Fossil of piranha-like fish discovered in southern Germany
WASHINGTON: Scientists on Thursday claimed to have unearthed in southern Germany the fossil of a fish that, with its mouth full of razor-sharp teeth, strongly resembled today’s piranhas, the stars of more than their fair share of Hollywood horror films.
The fish lived during the Jurassic Period 152 million years ago. Named Piranhamesodon pinnatomus, it is the earliest known example of a bony fish – as opposed to cartilaginous fish like sharks – able to slice flesh rather than simply swallowing prey, enabling it to attack victims larger than itself as piranhas can.Piranhamesodon, about 3-1/2 inches (9 cm) long, lived in the sponge and coral reefs of the Solnhofen archipelago, a shallow tropical sea in what is now Bavaria. Piranhas are freshwater fish that inhabit rivers and lakes in South America.

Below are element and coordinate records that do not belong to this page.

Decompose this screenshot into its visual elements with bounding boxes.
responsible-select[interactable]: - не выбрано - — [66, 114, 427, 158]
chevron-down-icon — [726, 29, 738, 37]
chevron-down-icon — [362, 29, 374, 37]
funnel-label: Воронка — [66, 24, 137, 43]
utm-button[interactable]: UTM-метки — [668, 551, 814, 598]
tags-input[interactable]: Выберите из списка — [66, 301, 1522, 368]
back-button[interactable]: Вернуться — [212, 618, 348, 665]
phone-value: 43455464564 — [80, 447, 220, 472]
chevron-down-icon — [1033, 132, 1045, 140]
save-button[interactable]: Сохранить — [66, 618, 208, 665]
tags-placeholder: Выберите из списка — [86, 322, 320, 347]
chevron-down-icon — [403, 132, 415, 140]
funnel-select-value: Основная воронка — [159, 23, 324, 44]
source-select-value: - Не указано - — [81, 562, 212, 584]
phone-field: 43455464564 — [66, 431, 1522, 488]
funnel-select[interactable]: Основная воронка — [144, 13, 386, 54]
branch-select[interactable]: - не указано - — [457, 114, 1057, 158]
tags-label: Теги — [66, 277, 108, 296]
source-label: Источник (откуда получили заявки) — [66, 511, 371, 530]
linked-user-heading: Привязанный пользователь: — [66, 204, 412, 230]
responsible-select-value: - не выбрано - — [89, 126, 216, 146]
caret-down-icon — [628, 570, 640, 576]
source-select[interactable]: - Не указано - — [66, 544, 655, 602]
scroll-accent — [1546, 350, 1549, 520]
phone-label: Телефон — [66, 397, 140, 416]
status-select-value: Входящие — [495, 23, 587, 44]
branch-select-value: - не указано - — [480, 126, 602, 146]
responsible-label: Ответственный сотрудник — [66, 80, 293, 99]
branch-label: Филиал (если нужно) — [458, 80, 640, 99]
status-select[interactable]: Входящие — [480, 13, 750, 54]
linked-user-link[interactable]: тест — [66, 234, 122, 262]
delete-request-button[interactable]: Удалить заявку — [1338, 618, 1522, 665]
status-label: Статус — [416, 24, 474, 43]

Piranhamesodon was small, but its mouth was worthy of a scary movie. It boasted long, pointed, dagger-like teeth along the outer edge of its upper jaw and at the front of its lower jaw. It also had triangular teeth with serrated cutting edges on the side of its lower jaw.
“We were stunned that this fish had teeth which are capable of slicing flesh. It comes from a group of fishes, the pycnodontids, that are famous for their crushing teeth,” said paleontologist Martina Kölbl-Ebert of the Jura-Museum Eichstätt in Germany.
“It is like finding a sheep with a snarl like a wolf,” Kölbl-Ebert added. The fossil came from the same Bavarian limestone deposits as Archaeopteryx, the earliest-known bird.